I guess I’d be remiss not to talk about Carmen’s playing, though I hesitate for fear that I can’t come up with metaphors that could even scratch the surface of her style.  My impressions of Carmen’s performance at Dana’s recital are but a hazy memory from college, but after sitting with “Reflection” for a lot of listens, I’ve had a chance to form a mental picture of her piano playing. I’m hard-pressed to write about it really, for fear of coming off like some hack music critic, but… Carmen is just so, so assured on the piano, so bold and fluid, it’s inspiring to me as a musician.  Her compositions come off like improvisations – just take a listen to the first tune, “Little Dance,” a melody that twists down the keyboard, metrically modulating in a perfectly logical, simple way… it’s so tossed-off sounding, so casual and yet deliberate?  I don’t know.  Dancing about architecture, and all that.  If you want to get a feel for what I’m talking about, listen to her solo take on Strayhorn’s “A Flower is a Lovesome Thing.”  It says more than I ever could.

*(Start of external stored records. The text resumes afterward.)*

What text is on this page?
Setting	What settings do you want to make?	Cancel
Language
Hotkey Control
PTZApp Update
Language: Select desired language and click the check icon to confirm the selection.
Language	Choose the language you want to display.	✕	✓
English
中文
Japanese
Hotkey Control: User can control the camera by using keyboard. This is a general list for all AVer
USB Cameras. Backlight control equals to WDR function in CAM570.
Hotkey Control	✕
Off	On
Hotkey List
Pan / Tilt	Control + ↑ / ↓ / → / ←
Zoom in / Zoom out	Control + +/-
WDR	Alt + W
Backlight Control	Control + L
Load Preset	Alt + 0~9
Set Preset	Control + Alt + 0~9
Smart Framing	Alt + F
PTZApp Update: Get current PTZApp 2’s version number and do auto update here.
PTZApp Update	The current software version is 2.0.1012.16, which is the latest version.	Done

To sum up – buy this record.  If you live in Boston or NY, check out Carmen’s site and go see her play live!  It seems like a lot of people I know have felt the need lately to vent frustrations about the state of the American music scene, and the dearth of exciting new music.  If you have read this post and didn’t order “Reflection,” (even after the forty or so times I linked to it), you officially have no further cause to complain about music, ever. Albums like this (and players like Carmen) don’t come along that often, and you owe it to yourself to get a copy, turn up the volume, and broadcast her wonderful notes into the universe.


One Response to “Carmen Staaf’s Album “Reflection””

  1. Joel April 15, 2009 at 12:00 pm #

    I live in Boston and I go to every Carmen performance here. She lives in Brooklyn now so the opportunities are all too rare. Not too long ago I found out that she was going to substitute for Victor Mendoza’s regular piano player in a concert featuring the visiting bass legend, Eddie Gomez.

    She sounded like she had been playing Victor’s music with Eddie Gomez forever!! The other players who were all really accomplished broke into big smiles every time she had a solo.

    I heard her more recently in Ayn Inserto’s big band and the first tune featured Carmen and Austin McMahon (drums) alone. This band features the famous George Garzone and a stage full of great players. Carmen and Austin both somehow stood out even though everything they play is always serving the composer’s intent.

    I heard the REFLECTION concert right before the album was recorded and it changed me for the better.

    In summary,go hear Carmen if you can ( has her schedule) and of course get the REFLECTION cd as well as Austin’s MANY MUSES. Both of these albums are classics and will reward repeated listening.